Administration has no reason not to hold Local Govt. Elections
- Ramkarran
There is no reason why the Government cannot now proceed to hold Local Government Elections, since a decision on whether to hold General Elections is not likely to be taken until next year. This is the view held by former Peoples Progressive Party Civic (PPP/C) stalwart, Ralph Ramkarran who opined too that Local Government Elections can be held in the second half of the year. According to Ramkarran, the holding of Local Government Elections would be a wise option since it would divert attention from some unwelcome issues.

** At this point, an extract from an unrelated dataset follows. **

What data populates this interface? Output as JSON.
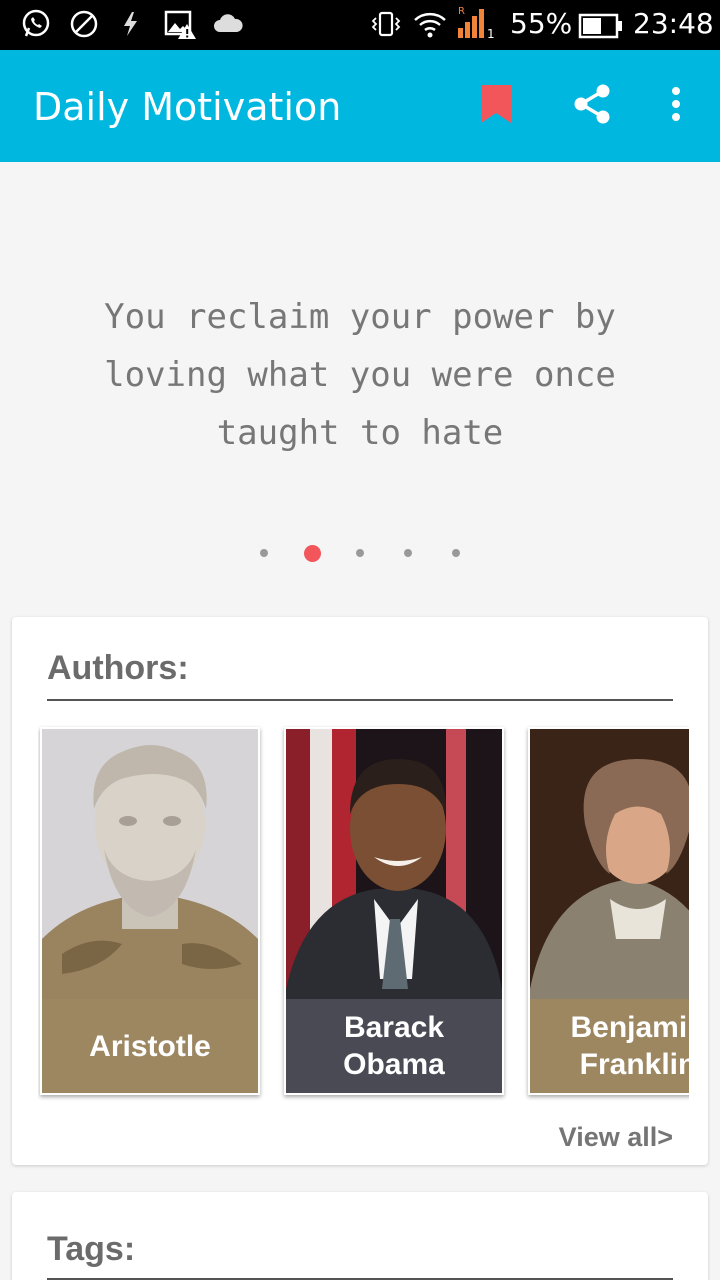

“It will also occupy the energies and resources of everyone until the end of the year…This is the sensible thing to do and it will relieve the Government of a lot of pressure from the Opposition, civil society and the diplomatic community.” Ramkarran made his views known in his latest piece posted on his conversationtree.org media outlet over the weekend. He said that the Opposition’s agenda in the meantime, if it was ever a coherent one in the first place, has fizzled out. Ramkarran pointed to the fact that the Opposition has rejected major infrastructural work such as the Amaila Hydroelectric Project and the Airport Project for no good reason. “It has been forced to support enough of the budget to keep the Government alive…Those portions that it rejects, the Government implements anyway by spending sums not initially approved.” He observed too that the Bills that were passed in the National Assembly have not been assented to by the President and the Opposition’s parliamentary resolutions have been ignored. The Public Procurement Commission has not been appointed, while the Alliance For Change’s No Confidence Motion appears stillborn. “Apart from voting down the Government in the National Assembly, it (Opposition) now has no other strategy,” according to Ramkarran. He posits that the Opposition now has the challenge of devising a new strategy. “Enormously popular, with a great mobilizing capacity, would be the call for national unity through a coalition government, if placed at the top of its political agenda…It must have dawned on the Opposition, and all Guyana by now, that full emancipation and liberation cannot be achieved unless all are fully represented in and have a stake in the governance of Guyana.” He said too that the Opposition must know that the majoritarian impulse in liberal democratic theory is obstructive of the ‘legitimate expectation(s)’ of large minorities in any country. Ramkarran observed that if one section of Guyana feels excluded from governance, the other section(s) is insecure and the whole of Guyana is destabilized. “We experienced just that in the 1970s and 1980s.” Ramkarran posits that the demand for a system of governance in Guyana which empowers all Guyanese must be elevated squarely onto the top of the political and civic agenda as the dominant political and civic issue of the day facing Guyana, requiring a united, national effort.